Todas las películas de Andrés Duque versan sobre la importancia de no olvidar. En Landscapes in a Truck (2006), son las raíces, la tierra y la tradición; en La constelación Bartleby (2008) es la cultura escrita y en Color perro que huye (2010), la patria. Cada una de sus obras brilla por sí sola, pero comparte núcleo con las demás, pero en Carelia: Internacional con monumento —Carelia en lo sucesivo— este motivo no aparece hasta pasada más de la mitad del film. Cuando nos damos cuenta del engaño tan increíble que el film lleva a cabo.

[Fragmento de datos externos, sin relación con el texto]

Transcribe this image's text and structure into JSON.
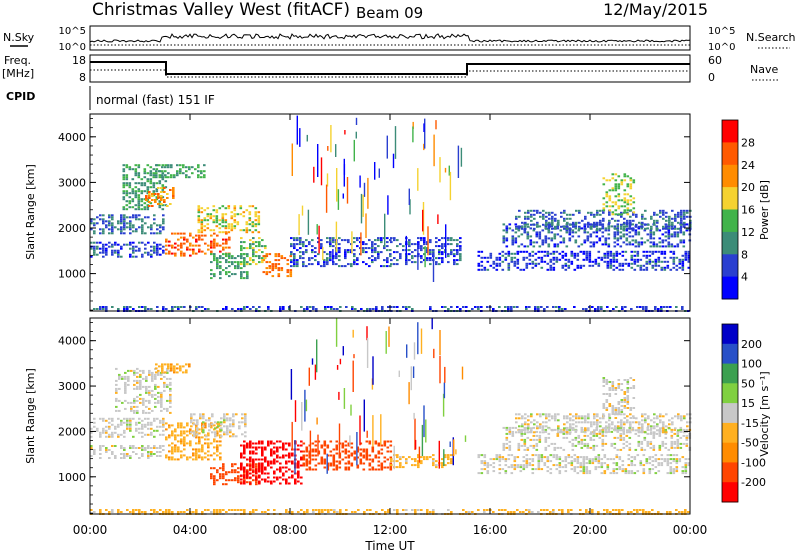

Duque graba a una familia careliana que vive en una casa en medio del bosque. Allí, los padres y sus cinco hijos se deben a una conexión directa con la naturaleza y el entorno. Entre juegos, risas y lecturas de pasajes de El señor de los anillos, el velo de una felicidad inocente se teje de forma liviana, como un auténtico canto a la vida sencilla. Pero tras la luz del sol y las caras iluminadas de los niños que juegan en el jardín se esconde la oscuridad de una masacre, al igual que tras el silencio de Ensayo final para utopía (2012) se escondía la oscuridad de la realidad política de Mozambique. Al principio de la película, el padre de familia investiga en un libro la masacre perpetrada por Iván IV de Rusia —conocido como “el Terrible”— en la cual 700.000 personas fueron asesinadas en poco tiempo. La conclusión a la que él llega es una mezcla entre enfado e incomprensión: «¿Para qué matar a los suyos? ¿Para qué destruir los vasos sagrados en las Iglesias, quemar los iconos y libros litúrgicos si comparten la misma fe?»
Ese relato, que parece ajeno y que puede incluso pasarse por alto al no mencionarse más en todo el film, conecta directamente con la “segunda parte” de Carelia, en la que los fantasmas de los muertos se recuerdan mediante retratos clavados en los árboles del bosque. En Sandarmoj, uno de los lugares de ejecución y entierro de las víctimas de la Gran Purga que tuvo lugar en la URSS entre 1937 y 1938, cerca de 10.000 personas de 60 nacionalidades diferentes fueron asesinadas. Una calavera enterrada en el suelo da comienzo a la pesadilla que oculta Carelia, un sinuoso río de información escurridiza y testimonios desgarradores que denuncian a la Rusia de Putin por seguir tapando casos como el que acaeció en Carelia. ¿Una continuación del régimen stalinista? La cosa es bastante más complicada, pero Duque no se resiste a hacer una crítica contra la Rusia actual en la que «hoy en día —concluye el film— más del 46% de rusos ven a Stalin con buenos ojos», mientras unas figuras, ahora difuminadas, unos seres de luz que antes eran los niños de la familia careliana, corren ajenos al terror por los caminos del campo. Duque consigue que la película se repiense a sí misma, es decir, consigue que se “libere” de una lectura equivocada haciendo que cambie su modo de ver las mismas imágenes tras la revelación de un suceso oscuro. El humo se mete de nuevo en la chimenea y la película hace lo mismo con sus imágenes, las enfrasca en un tarro negro, donde la pena y la impotencia son tan grandes que, dentro del mismo, todo parece ir bien. Las sonrisas de esos niños, en contraposición a los sonidos bajos —recurso que utiliza, quizá de manera un poco obvia, en casi todas sus películas— y los restos de material textual cuya fuente es de un rojo sangre intenso, denotan una tensión constante en el film, obligándonos también a nosotros a repensar lo que vemos y oímos casi tanto como lo que se nos cuenta.
Carelia no es una película de fácil digestión ni tampoco un ejercicio de reivindicación experimental, sino una obra que plantea, desde una perspectiva luminosa, la ceguera a la que se puede someter cualquiera, ya sea en el cine o en la Historia. Una obra de terror y salvación.